これは、『日本国語大辞典(日国)』の第二版編集作業中の1999年11月、小学館辞書編集部にふらりと現れた作家の井上ひさしさんが言い残していった話だ。真偽は不明だが、なんでも、19世紀のイギリスでは辞書編集が重い刑罰だったそうである。辞書編集は、語彙採集・用例採集、ゲラ(校正刷り)のチェックといった単調な仕事を繰り返すので、刑期を務めていると言っても過言ではない、というわけだ。井上さんは『日国』の随所に書き込みを施して自分専用の辞書にしてしまうほどの愛用者で、『日国』第二版刊行をめぐって社内が荒れているのを聞きつけ、編集部を鼓舞しに来たのだった。

このとき編集長を務めていたのが著者だ。1980年の春に小学館系の出版社に就職し、辞書編集部に籍を置き、以後異動することなく辞書を編み続け、2017年に定年退職した。華やかな仕事ではないし、起伏に富んだ人生だったわけでもないが、世の中に辞書一筋の編集者がそんなにもいるとは思えないので、ことばと向き合ってきたこの37年間を書き残しておくのも少しは意味があるのではないか。そうして生まれた悲喜こもごもの回想録が本書である。

そもそも著者は、就職活動時、辞書編集ではなく文芸編集志望であった。ところが、小学館を含め出版社はことごとく落ちてしまい、たまたま募集を出していた小学館系の尚学図書という出版社になんとか採用されたのだった。出版業界に潜り込めたのは良かったが、会社が文京区後楽にあったため、子どものころから大好きだった神田神保町で仕事をする夢は叶えられず落ち込みもした。

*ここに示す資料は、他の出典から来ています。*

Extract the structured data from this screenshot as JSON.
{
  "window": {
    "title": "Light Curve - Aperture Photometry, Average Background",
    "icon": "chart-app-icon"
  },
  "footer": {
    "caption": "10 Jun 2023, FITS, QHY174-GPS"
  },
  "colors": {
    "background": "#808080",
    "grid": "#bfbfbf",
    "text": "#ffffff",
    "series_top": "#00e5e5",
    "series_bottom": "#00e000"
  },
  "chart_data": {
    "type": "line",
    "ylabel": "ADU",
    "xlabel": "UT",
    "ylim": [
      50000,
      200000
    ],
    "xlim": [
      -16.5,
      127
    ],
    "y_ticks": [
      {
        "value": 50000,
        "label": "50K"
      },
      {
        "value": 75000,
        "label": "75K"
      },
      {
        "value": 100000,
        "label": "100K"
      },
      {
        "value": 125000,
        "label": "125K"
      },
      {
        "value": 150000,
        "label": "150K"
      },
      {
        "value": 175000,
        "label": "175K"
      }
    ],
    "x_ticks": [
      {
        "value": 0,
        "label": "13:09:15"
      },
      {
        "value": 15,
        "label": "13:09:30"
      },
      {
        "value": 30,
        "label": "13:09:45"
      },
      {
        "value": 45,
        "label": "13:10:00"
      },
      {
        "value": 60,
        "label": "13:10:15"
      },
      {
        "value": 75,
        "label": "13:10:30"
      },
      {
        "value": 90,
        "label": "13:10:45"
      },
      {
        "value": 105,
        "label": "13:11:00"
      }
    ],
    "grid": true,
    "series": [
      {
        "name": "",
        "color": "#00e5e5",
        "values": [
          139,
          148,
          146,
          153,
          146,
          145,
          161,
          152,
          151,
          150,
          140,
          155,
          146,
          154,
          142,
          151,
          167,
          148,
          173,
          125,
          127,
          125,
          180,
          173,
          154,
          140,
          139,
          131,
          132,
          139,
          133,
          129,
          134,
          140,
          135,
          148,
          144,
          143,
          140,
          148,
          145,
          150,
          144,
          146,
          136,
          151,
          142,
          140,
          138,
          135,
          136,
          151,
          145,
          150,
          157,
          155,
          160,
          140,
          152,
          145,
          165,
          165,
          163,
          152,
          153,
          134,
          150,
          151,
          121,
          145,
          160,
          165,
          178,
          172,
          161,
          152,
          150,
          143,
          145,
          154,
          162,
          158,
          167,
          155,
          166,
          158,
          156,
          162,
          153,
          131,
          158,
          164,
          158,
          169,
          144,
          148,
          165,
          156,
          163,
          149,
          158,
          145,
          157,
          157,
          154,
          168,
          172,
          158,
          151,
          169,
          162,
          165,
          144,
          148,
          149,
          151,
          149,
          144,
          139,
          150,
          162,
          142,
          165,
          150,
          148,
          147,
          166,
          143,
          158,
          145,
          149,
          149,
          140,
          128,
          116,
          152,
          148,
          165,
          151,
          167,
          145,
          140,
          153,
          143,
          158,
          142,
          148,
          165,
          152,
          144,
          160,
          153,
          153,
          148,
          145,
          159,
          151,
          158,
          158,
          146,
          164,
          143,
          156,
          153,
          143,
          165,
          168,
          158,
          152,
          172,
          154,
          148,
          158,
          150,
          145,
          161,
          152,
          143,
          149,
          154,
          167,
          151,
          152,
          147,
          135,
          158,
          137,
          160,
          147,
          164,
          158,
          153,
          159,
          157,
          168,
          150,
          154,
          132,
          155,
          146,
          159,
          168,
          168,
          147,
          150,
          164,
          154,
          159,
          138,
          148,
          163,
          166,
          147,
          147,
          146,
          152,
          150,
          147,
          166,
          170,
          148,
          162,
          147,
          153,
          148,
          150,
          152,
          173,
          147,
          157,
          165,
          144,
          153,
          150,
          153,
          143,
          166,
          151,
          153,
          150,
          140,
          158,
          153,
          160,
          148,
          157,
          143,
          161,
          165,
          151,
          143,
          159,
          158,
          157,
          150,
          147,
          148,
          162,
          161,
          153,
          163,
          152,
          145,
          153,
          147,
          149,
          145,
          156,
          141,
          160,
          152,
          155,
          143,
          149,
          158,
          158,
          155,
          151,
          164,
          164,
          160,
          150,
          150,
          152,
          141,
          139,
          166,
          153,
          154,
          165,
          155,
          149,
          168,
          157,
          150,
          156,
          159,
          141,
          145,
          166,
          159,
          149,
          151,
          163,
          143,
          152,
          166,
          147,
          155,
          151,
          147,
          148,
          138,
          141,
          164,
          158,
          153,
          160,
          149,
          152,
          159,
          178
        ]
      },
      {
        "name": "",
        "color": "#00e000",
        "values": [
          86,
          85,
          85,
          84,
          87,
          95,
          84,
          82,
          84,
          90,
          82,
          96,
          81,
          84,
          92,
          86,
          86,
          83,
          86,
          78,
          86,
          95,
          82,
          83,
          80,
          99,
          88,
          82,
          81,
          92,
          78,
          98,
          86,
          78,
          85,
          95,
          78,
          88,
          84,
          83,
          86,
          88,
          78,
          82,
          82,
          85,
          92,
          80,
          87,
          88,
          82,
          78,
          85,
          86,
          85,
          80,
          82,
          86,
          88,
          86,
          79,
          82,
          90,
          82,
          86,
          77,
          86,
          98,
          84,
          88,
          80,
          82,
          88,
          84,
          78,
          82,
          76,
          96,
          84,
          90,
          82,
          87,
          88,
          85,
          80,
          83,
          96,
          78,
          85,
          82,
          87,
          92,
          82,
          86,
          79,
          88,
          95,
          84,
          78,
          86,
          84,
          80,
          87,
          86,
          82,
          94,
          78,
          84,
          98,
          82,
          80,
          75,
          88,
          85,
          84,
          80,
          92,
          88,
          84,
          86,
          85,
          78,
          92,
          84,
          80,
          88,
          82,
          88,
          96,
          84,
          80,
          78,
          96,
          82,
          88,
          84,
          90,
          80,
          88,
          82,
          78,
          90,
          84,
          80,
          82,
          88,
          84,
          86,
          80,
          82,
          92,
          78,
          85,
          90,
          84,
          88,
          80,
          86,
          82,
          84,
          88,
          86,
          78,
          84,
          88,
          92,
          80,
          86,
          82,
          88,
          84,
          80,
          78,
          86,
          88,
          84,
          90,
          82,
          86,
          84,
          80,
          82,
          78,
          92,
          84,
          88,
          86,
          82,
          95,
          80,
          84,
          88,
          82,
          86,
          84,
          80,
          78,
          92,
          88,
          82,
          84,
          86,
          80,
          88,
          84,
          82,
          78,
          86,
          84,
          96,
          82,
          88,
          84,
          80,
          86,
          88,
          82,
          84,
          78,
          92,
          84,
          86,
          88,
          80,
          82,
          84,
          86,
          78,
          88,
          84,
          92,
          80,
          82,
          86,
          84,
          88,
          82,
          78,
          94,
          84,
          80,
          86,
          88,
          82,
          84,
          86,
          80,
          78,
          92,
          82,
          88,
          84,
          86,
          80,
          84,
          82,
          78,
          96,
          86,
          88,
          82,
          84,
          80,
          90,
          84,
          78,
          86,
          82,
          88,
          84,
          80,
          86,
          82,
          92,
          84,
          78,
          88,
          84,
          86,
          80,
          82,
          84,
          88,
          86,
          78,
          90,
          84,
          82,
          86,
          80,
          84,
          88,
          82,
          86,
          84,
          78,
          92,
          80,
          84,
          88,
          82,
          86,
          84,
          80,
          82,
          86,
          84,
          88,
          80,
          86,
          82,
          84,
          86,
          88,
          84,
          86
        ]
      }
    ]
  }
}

気持ちが揺れるなか辞書編集部に配属され、最初に行ったのは校閲による辞書への指摘や書き込みを自分でも調べて採用するか否か判断する仕事だった。人手不足だったとはいえ、辞書内容についての疑問を辞書編集経験のない新人が判定するのだから大変だ。しかしこの経験は後々の編集者生活で大いに活かされた。

昨年頭、岩波書店の『広辞苑』第七版が発売されたが、インターネット上ですぐに解説の誤りやミスが指摘され話題になったことは記憶に新しい。もちろん間違いは未然に防がれるべきだが、多くの辞書は改訂版を刊行することが前提となっているのも事実である。著者曰く、発刊はおろかゲラを校了したときから改訂作業は始まっているそうだ。たとえば『日国』は可能な限りそのことばの最古の使用例を載せるようにしているが、校了後さらに古い例を見つけて悔しい思いをするという具合に。

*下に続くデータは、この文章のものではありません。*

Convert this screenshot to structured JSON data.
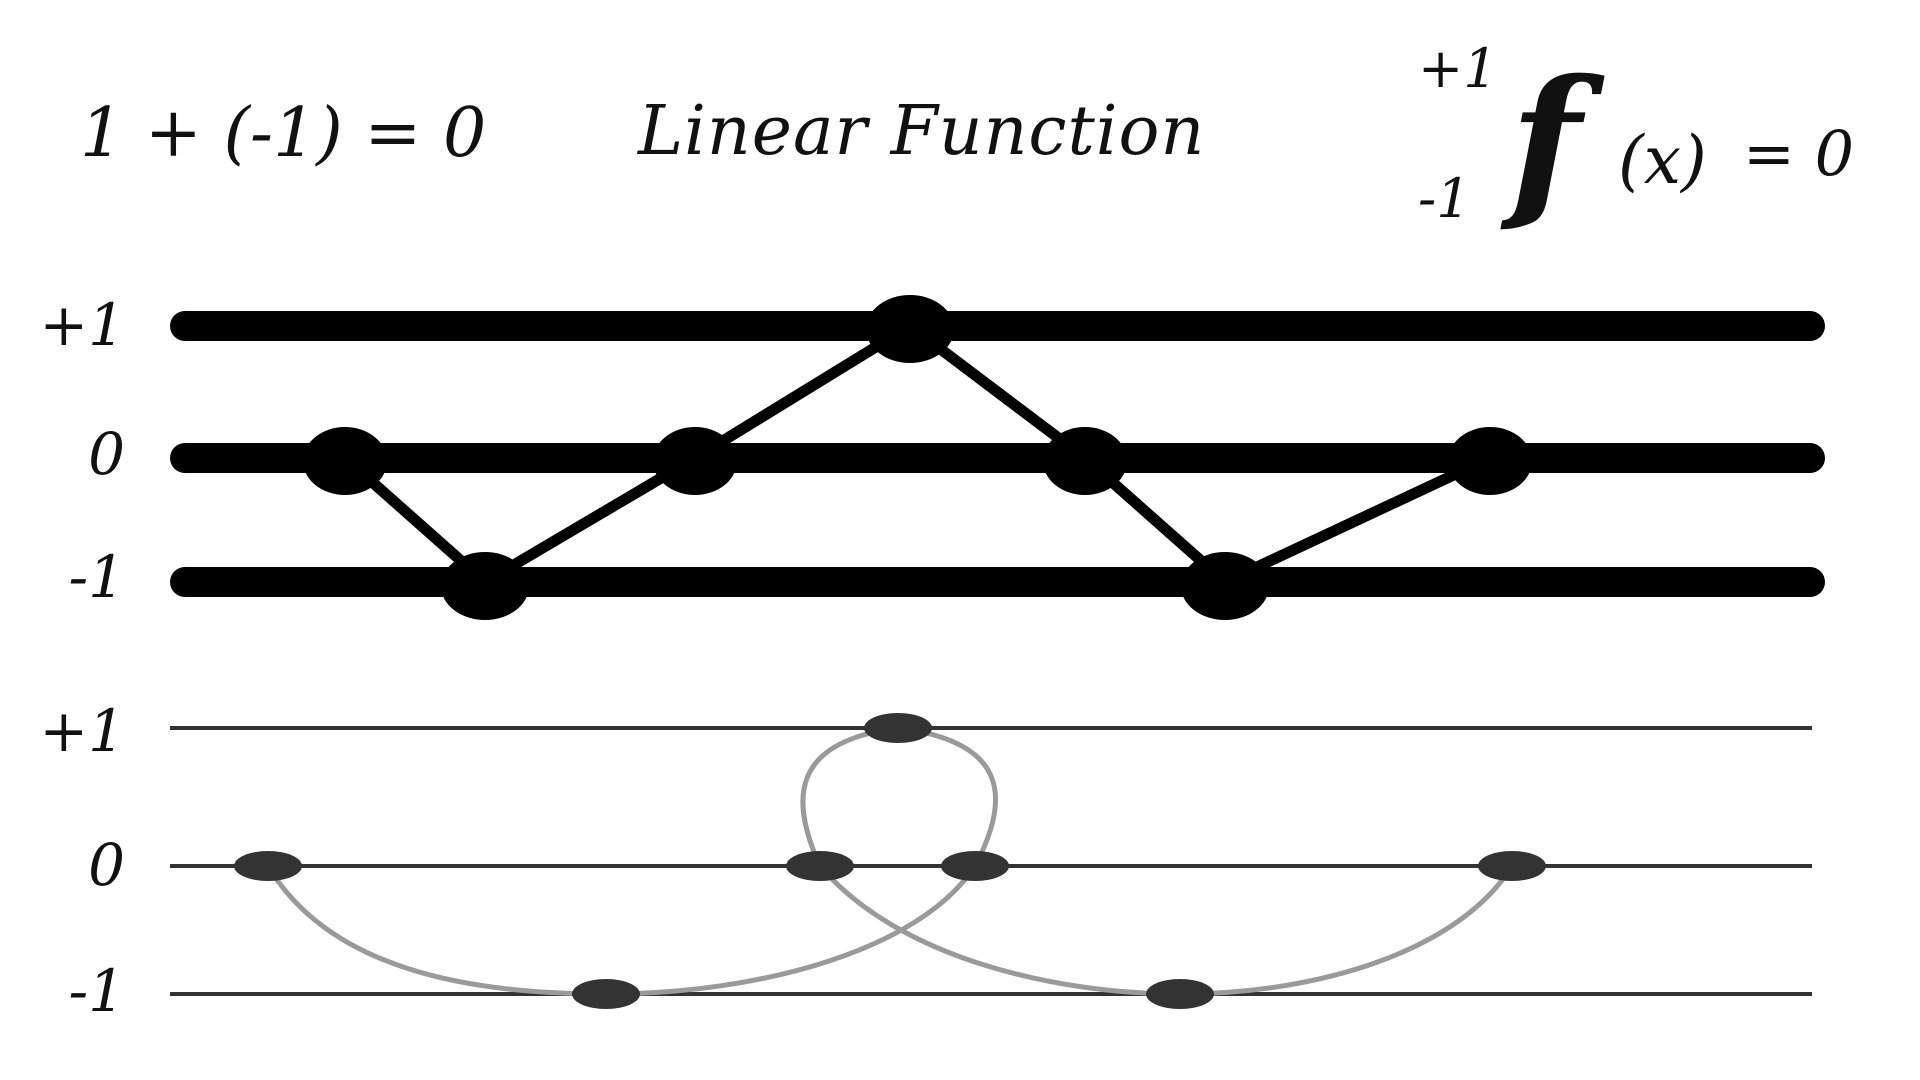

新語を増補しつつ、前の版の不備の訂正も行う終わりの見えない作業。一ページ三段組で千ページを超える辞書のゲラ読み(しかもゲラは六校まで取る場合がある)。企画書作成のために静岡県沼津市の印刷工場まで出張校正。尚学図書辞書編集部が小学館に吸収されるという環境の変化。新項目の語釈ミスで上司から叱られたり、やり手の販売部長に反発したり、宣伝部になんでそんなこともわからないのと上から目線の返事をしてしまったり。異動を考えたこともあったが、改訂版の構想や新しい企画が浮かび、けっきょく辞書編集にずっと居続けた。

しかし、つらい思い出ばかりではない。苦労したアイデアが形となって出版されたときの喜びはひとしおだ。文章を書く際の最適なことば選びに役立つ『使い方の分かる類語例解辞典』。「隘路」を「えきろ」と読んでも引けてしまう『ウソ読みで引ける難読語辞典』。ことわざ・故事成語、四字熟語、手紙の書き方、旧国名地図、といった辞書の「付録」に載せるような内容だけを集成した付録ファン垂涎の『日本語便利辞典』などなど。

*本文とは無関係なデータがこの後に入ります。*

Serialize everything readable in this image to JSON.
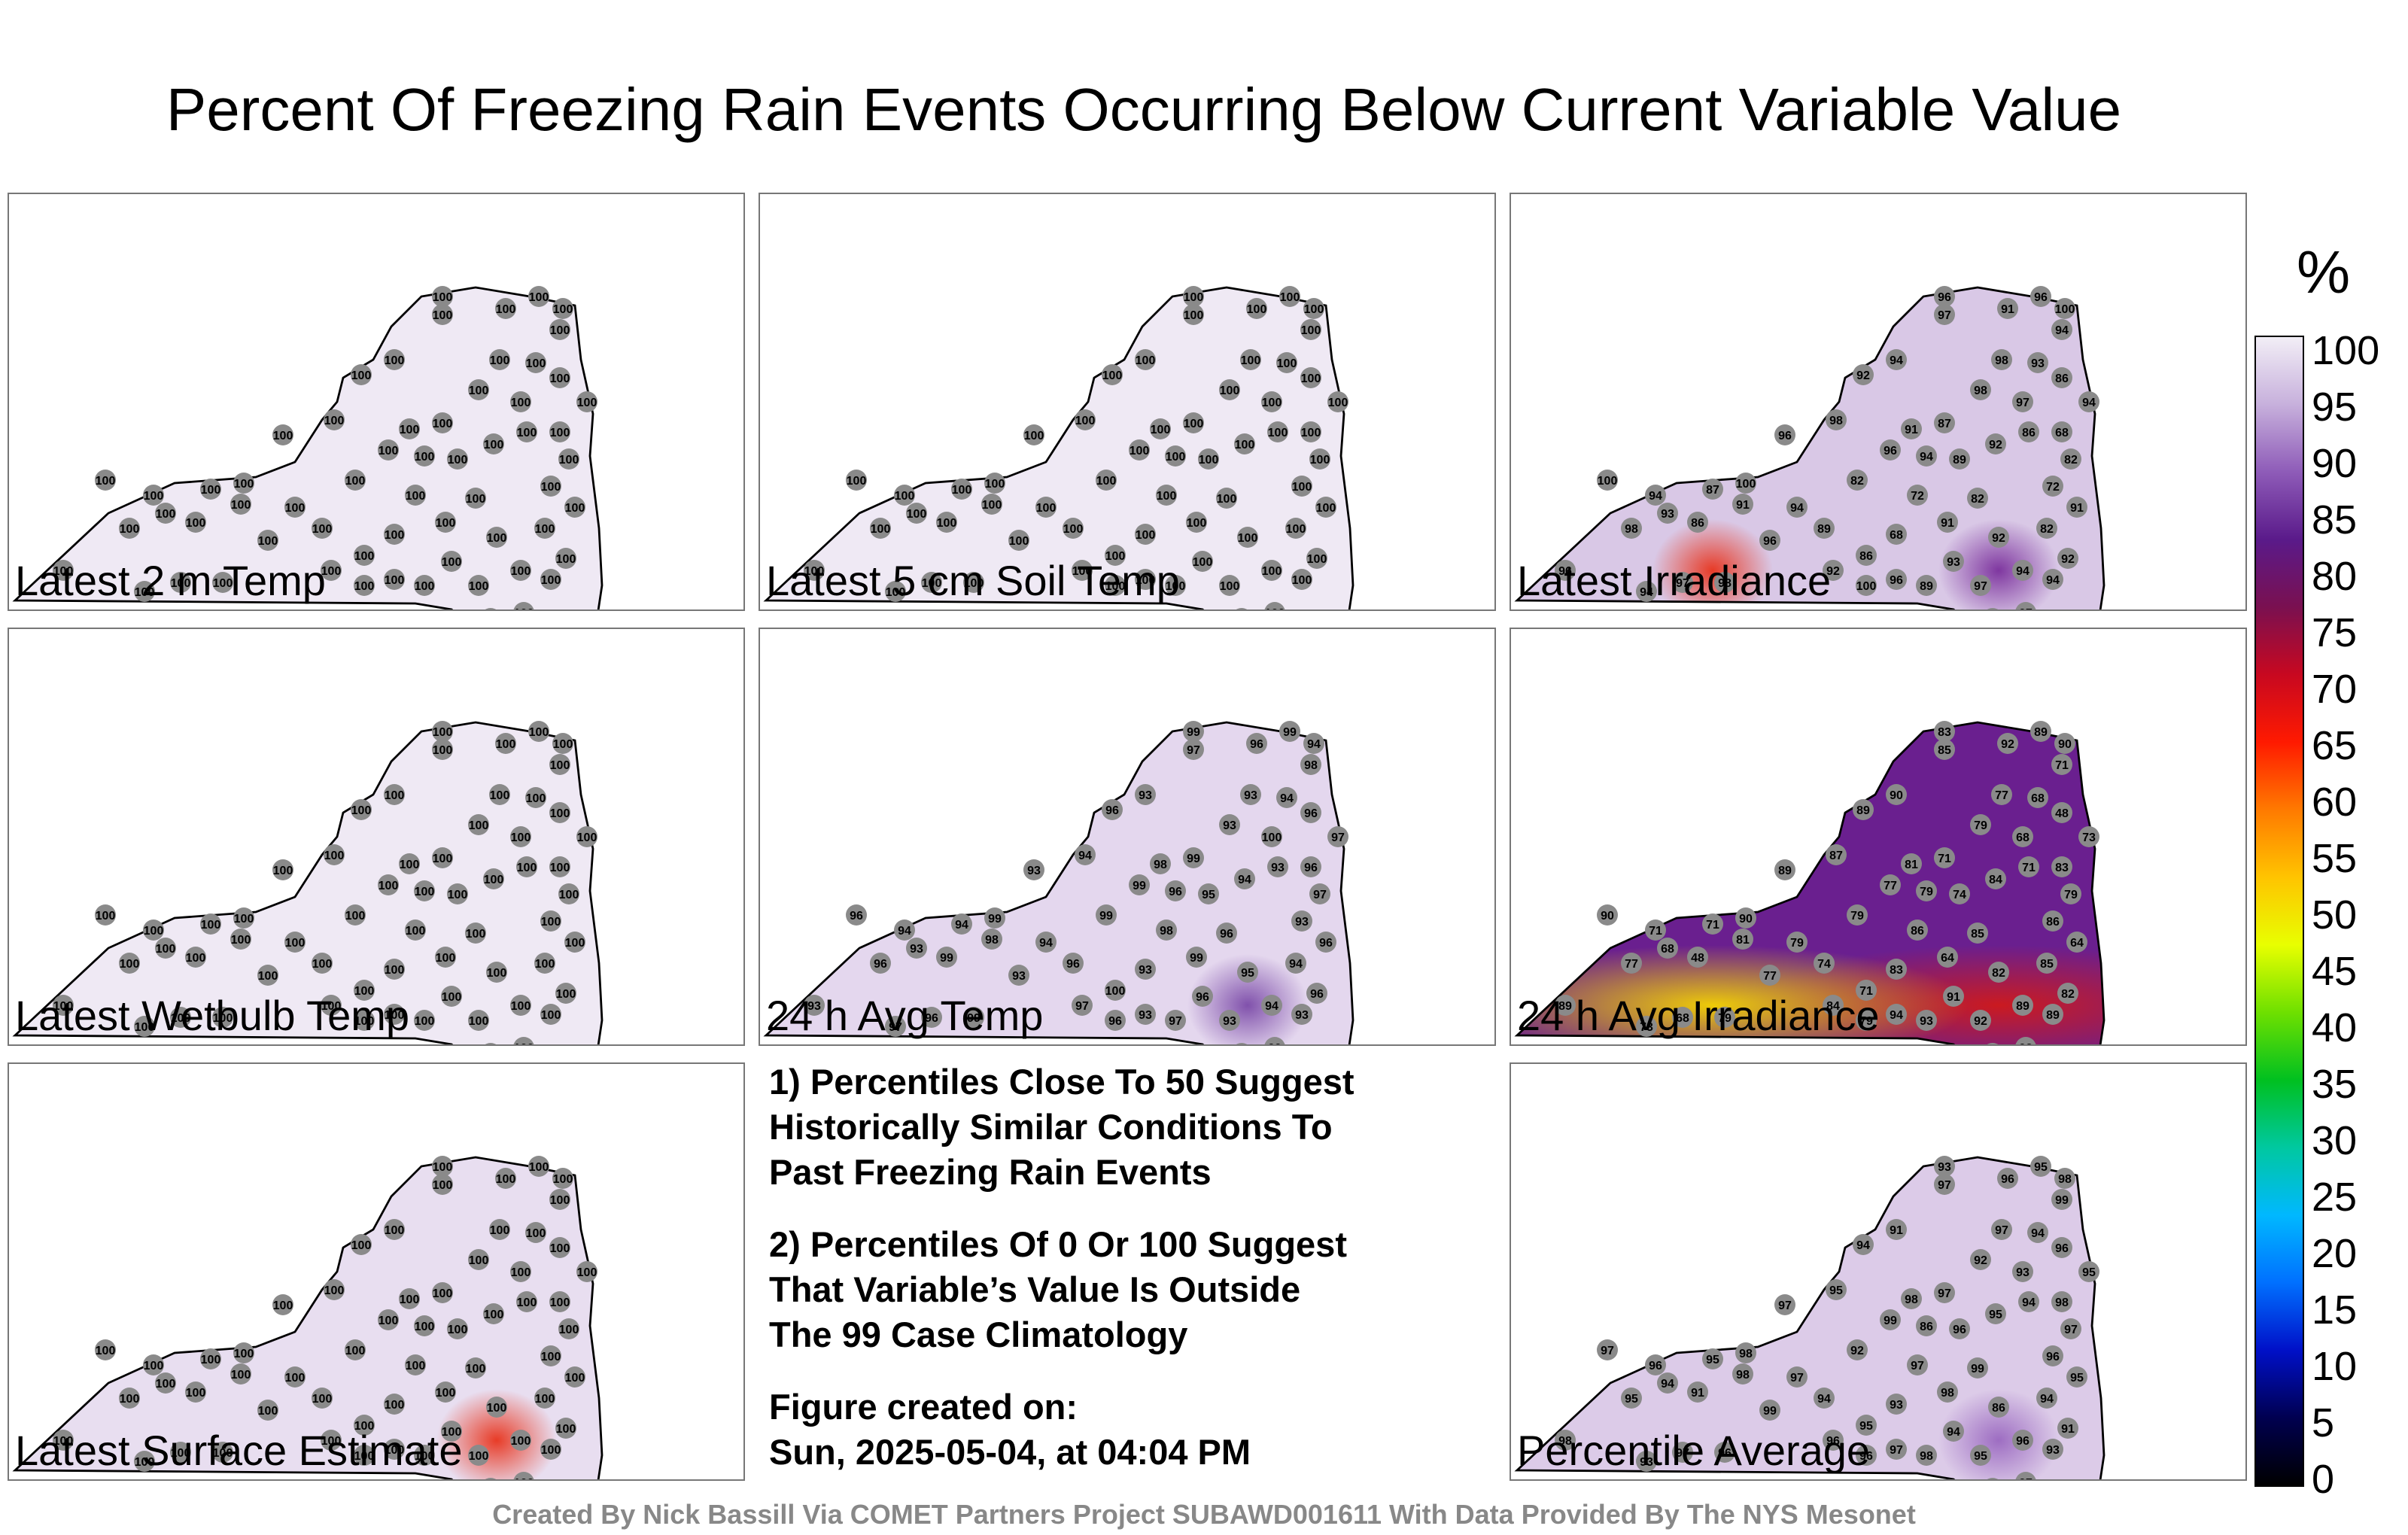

そのなかでも著者が最も長い期間かかわってきた辞書は『日国』第二版だ。『日国』初版は1972年~76年に刊行され、総項目数45万、用例数75万という日本最大の国語辞典である。1990年から本格的な改訂作業が始まり、用例の出典を正確に表記する「用例主義」のもと、漢語部会、中西部会、近世部会といった語彙と用例採取の専門チームを組織し、古代から現代まで幅広く文献にあたった。最終的な用例数は100万例以上となり、この作業に10年を要した。どでかい建造物でも立てるかのようなこんな途方もない事業の裏側の労苦を思うと、こうしてあっさり書いてしまうことすら申し訳なくなる。

また、雑誌や書籍編集者と同じく、辞書編集者にもいろいろな交流がある。多くはことばの第一線の専門家たちだ。たとえば前段の用例採取チームの編集委員は日本語学や社会言語学の先生たちである。そのほかにも、元NHKの名アナウンサー、一風変わった語源本を書いてベストセラーとなった大学教授、辞書数万冊を有する辞書コレクターと、ひじょうに多様だ。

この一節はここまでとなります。